Tuesday, November 24, 2009

From "How Should One Read a Book?"

'...Or shall we read them, but read them in a different way, with a different aim? Shall we read them in the first place to satisfy that curiosity which possesses us sometimes when in the evening we linger in front of a house where the lights are lit and the blinds not yet drawn, and each floor of the house shows us a different section of human life in being? Then we are consumed with curiosity about the lives of these people--the servants gossiping, the gentlemen dining, the girl dressing for a party, the old woman at the window with her knitting. Who are they, what are they, what are their names, their occupations, their thoughts, and adventures?'

--Virginia Woolf

2 comments:

Justin Evans said...

From my blog:

[Pound's] ABC of Reading is frightfully passionate and forward thinking. Take this quote about criticism:

A great deal of critical rancour has been wasted through a failure to distinguish between two totally different kinds of writing.

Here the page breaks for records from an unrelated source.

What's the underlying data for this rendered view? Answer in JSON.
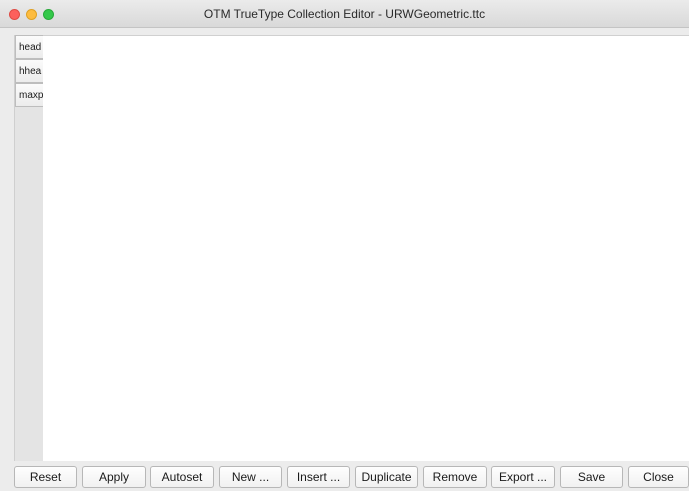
{
  "window": {
    "title": "OTM TrueType Collection Editor - URWGeometric.ttc"
  },
  "side_tabs": [
    {
      "label": "head"
    },
    {
      "label": "hhea"
    },
    {
      "label": "maxp"
    }
  ],
  "buttons": [
    {
      "label": "Reset"
    },
    {
      "label": "Apply"
    },
    {
      "label": "Autoset"
    },
    {
      "label": "New ..."
    },
    {
      "label": "Insert ..."
    },
    {
      "label": "Duplicate"
    },
    {
      "label": "Remove"
    },
    {
      "label": "Export ..."
    },
    {
      "label": "Save"
    },
    {
      "label": "Close"
    }
  ],
  "colors": {
    "close": "#fc605c",
    "minimize": "#fdbc40",
    "zoom": "#34c84a"
  }
}
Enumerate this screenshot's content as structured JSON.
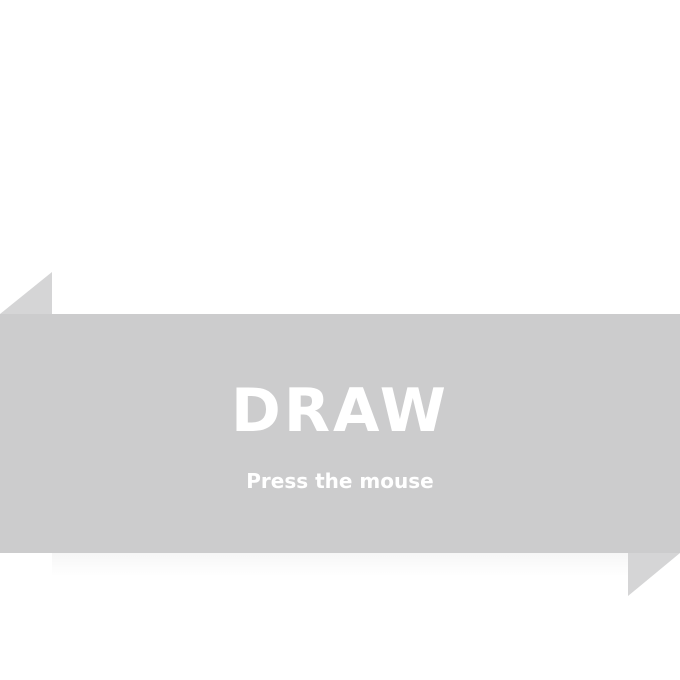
{
  "banner": {
    "title": "DRAW",
    "subtitle": "Press the mouse"
  },
  "colors": {
    "background": "#ffffff",
    "banner": "#cccccd",
    "fold": "#d5d5d6",
    "text": "#ffffff"
  }
}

A. Books a man reads to develop his capacities: in order to know more and perceive more, and more quickly that he did before he read them.

and

B. Books that are intended and that serve as REPOSE, dope, opiates, mental beds.

You don't sleep on a hammer or lawn-mower, you don't drive nails with a mattress. Why should people go on applying the SAME critical standards to writings as different in purpose and effect as a lawn-mower and a sofa cushion?

Radish King said...

I find on the pot to be the most private and entertaining way to read a book.